Carrick used to bring a measured approach to the midfield. It was entirely in character that he looked to add perspective. “It wasn’t that long ago we finished second and were on a really good curve of improvement and I don’t think that can be forgotten,” he said. “It’s very different having a poor run of results to being a poor team.”

If the evidence of Ole Gunnar Solskjær’s fraught final few weeks is United meeting that description, a squad overflowing with ability offers scope for improvement under Ralf Rangnick, when he assumes interim charge. His inheritance is decidedly mixed but there are rewards for managers able to reimagine and rejuvenate an underperforming group and for players galvanised by the uncertainty of change.

“Whenever anyone has a new boss in any walk of life, there is feeling of: ‘What’s next?’” said Carrick, who played for four United managers and one caretaker. “You can’t hide from that. But people react in different ways: sometimes that gives them a freshness and a spark to go and be at their best and perform even better.”

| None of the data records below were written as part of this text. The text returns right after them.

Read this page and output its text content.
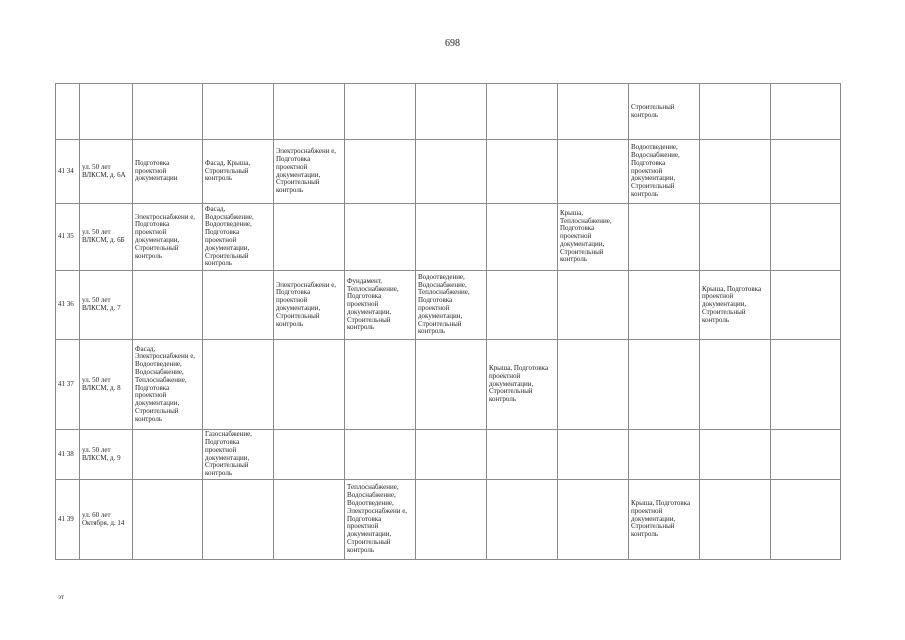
698
									Строительный контроль		
41 34	ул. 50 лет ВЛКСМ, д. 6А	Подготовка проектной документации	Фасад, Крыша, Строительный контроль	Электроснабжени е, Подготовка проектной документации, Строительный контроль					Водоотведение, Водоснабжение, Подготовка проектной документации, Строительный контроль		
41 35	ул. 50 лет ВЛКСМ, д. 6Б	Электроснабжени е, Подготовка проектной документации, Строительный контроль	Фасад, Водоснабжение, Водоотведение, Подготовка проектной документации, Строительный контроль					Крыша, Теплоснабжение, Подготовка проектной документации, Строительный контроль			
41 36	ул. 50 лет ВЛКСМ, д. 7			Электроснабжени е, Подготовка проектной документации, Строительный контроль	Фундамент, Теплоснабжение, Подготовка проектной документации, Строительный контроль	Водоотведение, Водоснабжение, Теплоснабжение, Подготовка проектной документации, Строительный контроль				Крыша, Подготовка проектной документации, Строительный контроль	
41 37	ул. 50 лет ВЛКСМ, д. 8	Фасад, Электроснабжени е, Водоотведение, Водоснабжение, Теплоснабжение, Подготовка проектной документации, Строительный контроль					Крыша, Подготовка проектной документации, Строительный контроль				
41 38	ул. 50 лет ВЛКСМ, д. 9		Газоснабжение, Подготовка проектной документации, Строительный контроль								
41 39	ул. 60 лет Октября, д. 14				Теплоснабжение, Водоснабжение, Водоотведение, Электроснабжени е, Подготовка проектной документации, Строительный контроль				Крыша, Подготовка проектной документации, Строительный контроль		
эт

Combine a sense of untapped potential with the precedent of parachuting in a German pressing evangelist mid-season and it may bode well. Frank Lampard’s reign started with a 4-0 defeat at Old Trafford and ended with Solskjær’s United top and his Chelsea ninth. Thomas Tuchel began by going 14 matches unbeaten; within a few months, Chelsea were champions of Europe.

Related: Ralf Rangnick will bring innovative identity to Manchester United

Rangnick, a mentor to Tuchel, may hope to emulate one of his followers. Chelsea’s road to glory was paved with the clean sheets a previously porous defence kept. Carrick oversaw United’s third shutout in 26 games on his managerial bow against Villarreal. He certainly is not willing to write off this campaign.

“There’s so much left in the season,” he said. “Sometimes you have really bad spells in a season and you can almost have another season within a season when things change.”

Alex Ferguson won 13 league titles at United by sustaining excellence over a long period and Carrick said: “Striving for consistency is always the balance that you want. That’s the gold standard.”

That season-long consistency eluded Solskjær, but his United could veer from famine to feast, sometimes without warning. They won 14 of his first 17 games as a caretaker, went unbeaten in 19 when galvanised by Bruno Fernandes’s arrival and then lost once in a period of 28 league matches last season.

“Who’s to say that this group of players can’t go on a run again?” Carrick asked. “They’ve proved over the last two or three years that they’re more than capable. You need to take it step by step, start winning games, getting on a run and build momentum. Anything can happen after that.” As Chelsea can testify.